First he picked up Agander’s star and stared at it for a full inamin before he swung the image...

... to bring in the swirl of Andromeda. Was there another edacious empire across the vastness of intergalactic space eating up planetary systems? He imagined, in pastel color, intelligent lizards with eyes in their nose who wore coats of tanned mammal skin and kept their many-jeweled timepieces in pockets tooled of soft female breast leather, each closed by a brass ring in its nipple.

Grinning, he jumped his instrument to a local nebula called the Great Demiurge with its skein of exploding filaments, a solar system blasted, its history undecipherable, its records rendered into plasma... then bounced his aim in the direction of Splendid Wisdom’s Imperialis but could see nothing in the dazzle of the central confabulation of stellar voices.

There was a presence behind him. “Not that way!

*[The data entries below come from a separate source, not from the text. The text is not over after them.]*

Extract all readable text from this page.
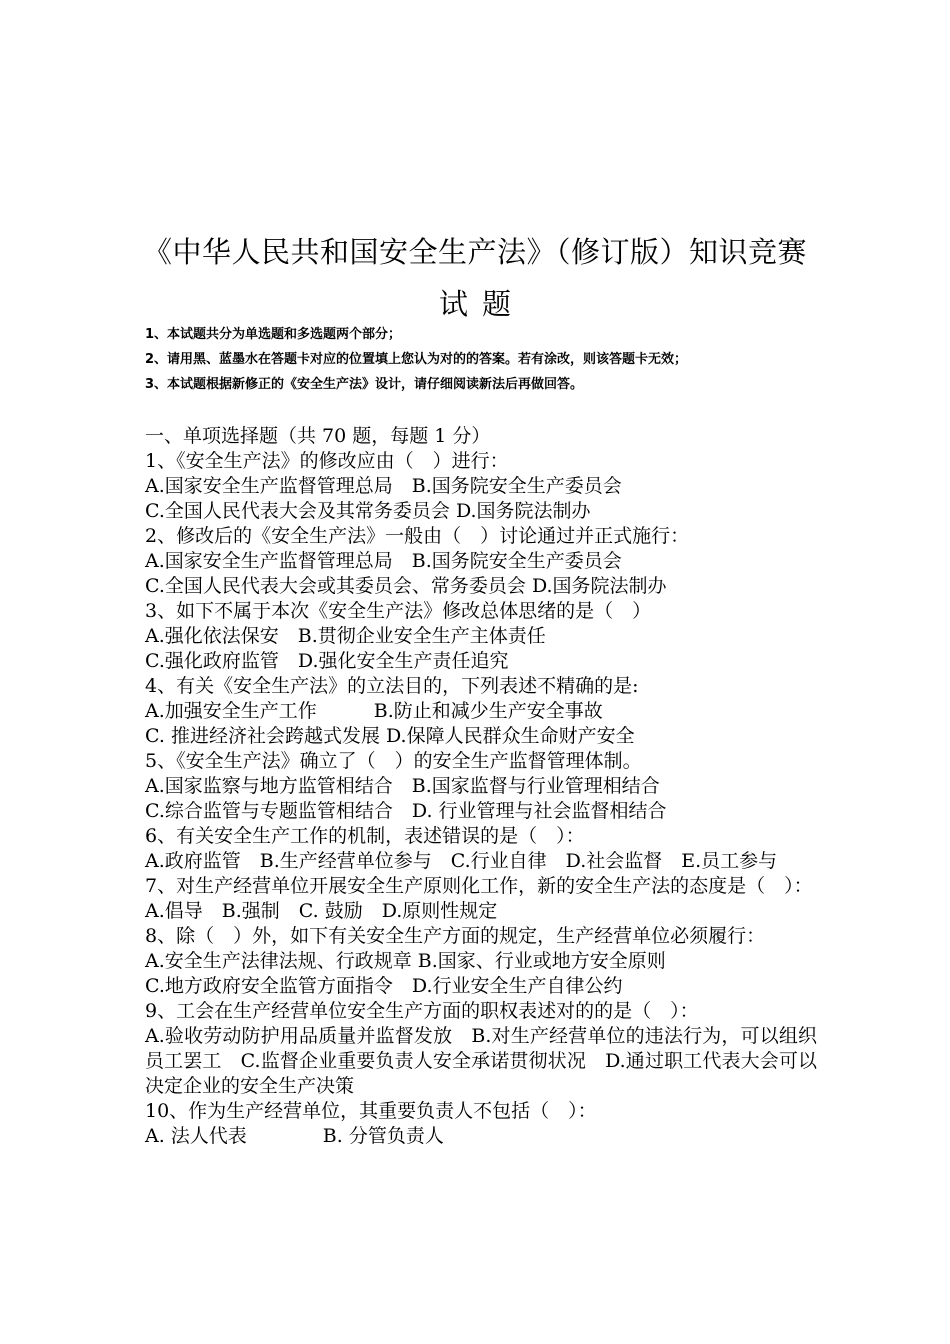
《中华人民共和国安全生产法》（修订版）知识竞赛
试题

1、本试题共分为单选题和多选题两个部分；

2、请用黑、蓝墨水在答题卡对应的位置填上您认为对的的答案。若有涂改，则该答题卡无效；

3、本试题根据新修正的《安全生产法》设计，请仔细阅读新法后再做回答。

一、单项选择题（共 70 题，每题 1 分）

1、《安全生产法》的修改应由（　）进行：

A.国家安全生产监督管理总局　B.国务院安全生产委员会

C.全国人民代表大会及其常务委员会 D.国务院法制办

2、修改后的《安全生产法》一般由（　）讨论通过并正式施行：

A.国家安全生产监督管理总局　B.国务院安全生产委员会

C.全国人民代表大会或其委员会、常务委员会 D.国务院法制办

3、如下不属于本次《安全生产法》修改总体思绪的是（　）

A.强化依法保安　B.贯彻企业安全生产主体责任

C.强化政府监管　D.强化安全生产责任追究

4、有关《安全生产法》的立法目的，下列表述不精确的是:

A.加强安全生产工作　　　B.防止和减少生产安全事故

C. 推进经济社会跨越式发展 D.保障人民群众生命财产安全

5、《安全生产法》确立了（　）的安全生产监督管理体制。

A.国家监察与地方监管相结合　B.国家监督与行业管理相结合

C.综合监管与专题监管相结合　D. 行业管理与社会监督相结合

6、有关安全生产工作的机制，表述错误的是（　）：

A.政府监管　B.生产经营单位参与　C.行业自律　D.社会监督　E.员工参与

7、对生产经营单位开展安全生产原则化工作，新的安全生产法的态度是（　）：

A.倡导　B.强制　C. 鼓励　D.原则性规定

8、除（　）外，如下有关安全生产方面的规定，生产经营单位必须履行：

A.安全生产法律法规、行政规章 B.国家、行业或地方安全原则

C.地方政府安全监管方面指令　D.行业安全生产自律公约

9、工会在生产经营单位安全生产方面的职权表述对的的是（　）：

A.验收劳动防护用品质量并监督发放　B.对生产经营单位的违法行为，可以组织员工罢工　C.监督企业重要负责人安全承诺贯彻状况　D.通过职工代表大会可以决定企业的安全生产决策

10、作为生产经营单位，其重要负责人不包括（　）：

A. 法人代表　　　　B. 分管负责人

Are you looking for Splendid Wisdom?” It was the two-breasted mammalian Chairman of the Bridge, who maintained a live infrared link to monitor her cub’s use of her telescope, holding herself in free-fall behind him. When he got things wrong the old witch turned up and mussed his hair and corrected his hand—so that with only a few false starts...

This time she showed him how to simulate the main stars between here and Imperialis and to flick-toggle back and forth between sim and real in feedback overlay mode. He was able to see where Imperialis would be if only the dazzle didn’t get in the way. Dreamily he remembered the first millennium of emperors from his book—greedy as they were, in the first thousand years of their nascent human empire they had been able to conquer only a small fraction of the vastness included in this single telescopic view.